LAGOS, Nigeria — Coordinated attacks claimed by a radical Islamist sect left at least 143 people dead in Nigeria's second-largest city, a hospital official said Saturday.
The official said Saturday that the figure represented those in a mortuary at Kano's largest hospital, as well as those whose bodies have already been claimed by families for burial.

The official spoke to The Associated Press on condition of anonymity.
The sect known as Boko Haram claimed responsibility for the attacks that started Friday in the city of more than 9 million people.
Soldiers and police officers swarmed streets Saturday in Kano, a city that remains an important political and religious hub in Nigeria's Muslim north. But their effectiveness remains in question, as the uniformed bodies of many of their colleagues lay in the overflowing mortuary of Murtala Muhammed Specialist Hospital, Kano's largest hospital.

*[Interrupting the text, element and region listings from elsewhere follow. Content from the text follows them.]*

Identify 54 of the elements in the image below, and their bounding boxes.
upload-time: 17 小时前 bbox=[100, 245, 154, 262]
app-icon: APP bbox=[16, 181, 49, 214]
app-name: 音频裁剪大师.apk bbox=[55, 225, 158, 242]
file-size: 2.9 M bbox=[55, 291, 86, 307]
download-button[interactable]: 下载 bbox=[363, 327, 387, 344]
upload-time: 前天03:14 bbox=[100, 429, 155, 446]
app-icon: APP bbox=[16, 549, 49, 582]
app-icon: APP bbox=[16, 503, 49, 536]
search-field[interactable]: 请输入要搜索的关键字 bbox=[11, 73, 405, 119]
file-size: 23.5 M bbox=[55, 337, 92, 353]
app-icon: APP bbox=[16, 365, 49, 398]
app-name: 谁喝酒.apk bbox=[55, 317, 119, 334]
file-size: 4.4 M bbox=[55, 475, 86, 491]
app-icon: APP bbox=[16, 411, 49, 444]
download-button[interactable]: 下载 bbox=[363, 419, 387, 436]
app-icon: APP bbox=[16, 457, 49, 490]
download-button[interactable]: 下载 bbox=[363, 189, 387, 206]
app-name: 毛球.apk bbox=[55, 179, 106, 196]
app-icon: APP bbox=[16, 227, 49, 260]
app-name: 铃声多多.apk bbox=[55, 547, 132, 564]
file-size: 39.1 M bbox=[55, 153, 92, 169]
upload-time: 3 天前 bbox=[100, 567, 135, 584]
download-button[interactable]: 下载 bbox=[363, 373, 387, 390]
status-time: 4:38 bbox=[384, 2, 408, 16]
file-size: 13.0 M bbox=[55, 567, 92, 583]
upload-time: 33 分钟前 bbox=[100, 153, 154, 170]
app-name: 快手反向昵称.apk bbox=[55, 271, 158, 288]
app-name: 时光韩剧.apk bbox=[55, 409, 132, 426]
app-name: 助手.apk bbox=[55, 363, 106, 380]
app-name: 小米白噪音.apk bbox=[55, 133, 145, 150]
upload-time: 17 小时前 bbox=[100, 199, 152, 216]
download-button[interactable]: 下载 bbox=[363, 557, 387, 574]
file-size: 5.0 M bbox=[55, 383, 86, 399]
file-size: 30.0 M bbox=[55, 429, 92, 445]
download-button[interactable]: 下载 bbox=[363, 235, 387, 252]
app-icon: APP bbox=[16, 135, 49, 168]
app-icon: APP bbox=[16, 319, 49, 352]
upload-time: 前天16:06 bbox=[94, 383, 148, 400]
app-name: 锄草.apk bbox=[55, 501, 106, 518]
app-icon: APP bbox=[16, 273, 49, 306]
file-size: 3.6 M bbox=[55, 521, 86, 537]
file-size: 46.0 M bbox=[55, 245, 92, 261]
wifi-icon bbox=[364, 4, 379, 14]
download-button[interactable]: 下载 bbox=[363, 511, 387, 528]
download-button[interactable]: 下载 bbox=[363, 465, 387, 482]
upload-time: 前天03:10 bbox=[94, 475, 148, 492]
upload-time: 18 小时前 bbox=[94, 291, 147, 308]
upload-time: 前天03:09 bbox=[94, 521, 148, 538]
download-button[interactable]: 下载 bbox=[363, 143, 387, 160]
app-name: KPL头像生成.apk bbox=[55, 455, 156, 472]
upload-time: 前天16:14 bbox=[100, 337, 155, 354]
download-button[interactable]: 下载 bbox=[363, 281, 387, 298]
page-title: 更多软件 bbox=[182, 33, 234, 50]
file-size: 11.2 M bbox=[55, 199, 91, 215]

The attacks started Friday afternoon after Muslim prayers and as shops closed for the weekend. A mortuary attendant, who spoke to the AP on condition of anonymity, said the facility had 126 bodies.
Other bodies likely were at other clinics and hospitals in the city.

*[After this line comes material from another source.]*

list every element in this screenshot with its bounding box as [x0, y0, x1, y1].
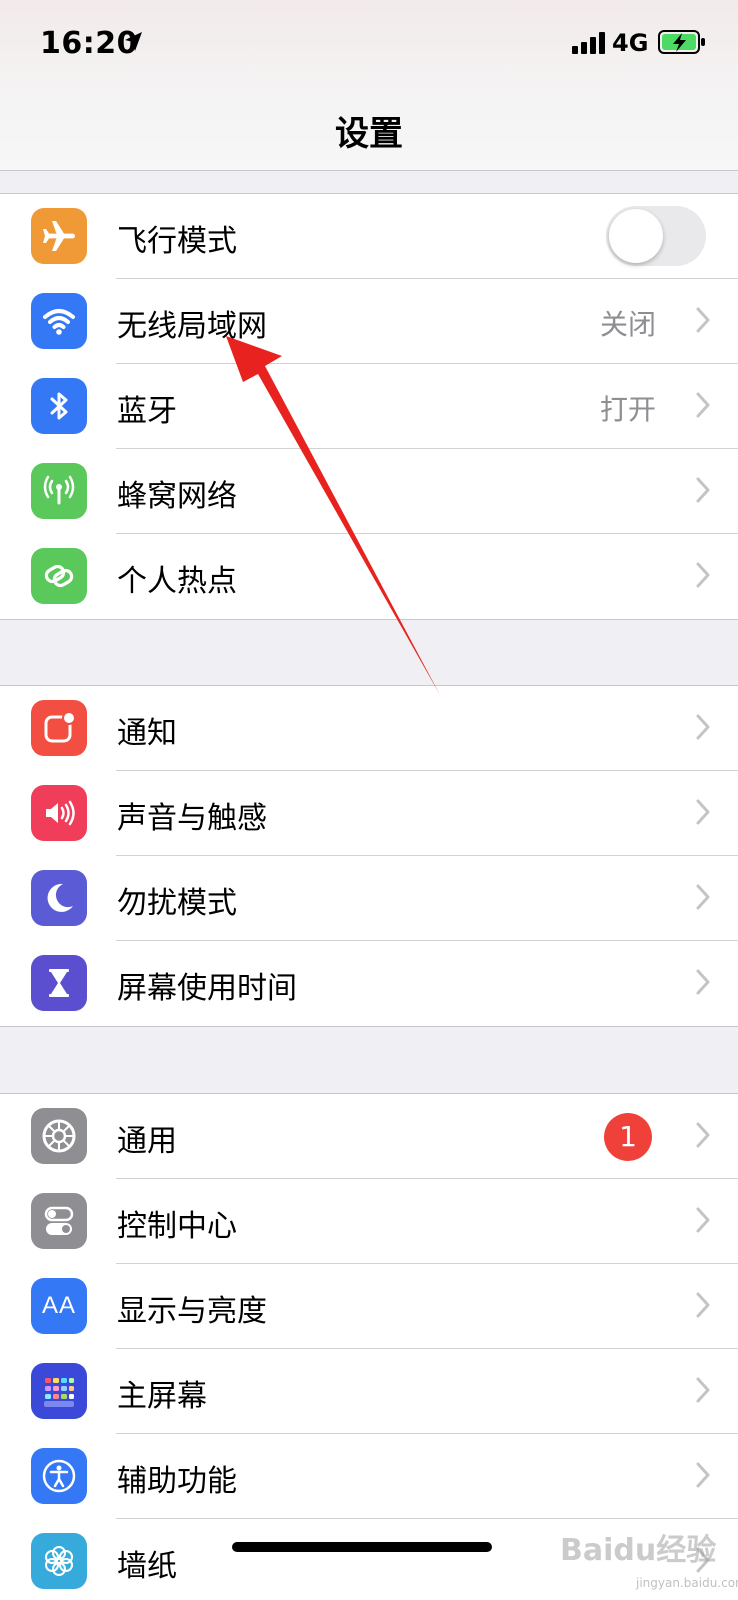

"There were bombs and then gunmen were attacking police and police came back with attacks," a senior local government security source told Reuters. Hospital staff said bodies were still arriving at morgues in Kano.

In a statement issued late Friday, federal police spokesman Olusola Amore said attackers targeted five police buildings, two immigration offices and the local headquarters of the State Security Service, Nigeria's secret police.
At least 50 injured
Nwakpa O. Nwakpa, a spokesman for the Nigerian Red Cross, said volunteers offered first aid to the wounded, and evacuated those seriously injured to local hospitals. He said officials continued to collect corpses scattered around sites of the attacks. A survey of two hospitals by the Red Cross showed at least 50 people were injured in Friday's attack, he said.
State authorities declared a 24-hour curfew late Friday as residents hid inside their homes amid the fighting.
A Boko Haram spokesman using the nom de guerre Abul-Qaqa claimed responsibility for the attacks in a message to journalists. He said the attack came as the state government refused to release Boko Haram members held by the police.
Boko Haram has carried out increasingly sophisticated and bloody attacks in its campaign to implement strict Shariah law across Nigeria, a multiethnic nation of more than 160 million people.
Boko Haram, whose name means "Western education is sacrilege" in the local Hausa language, is responsible for at least 510 killings last year alone, according to an AP count.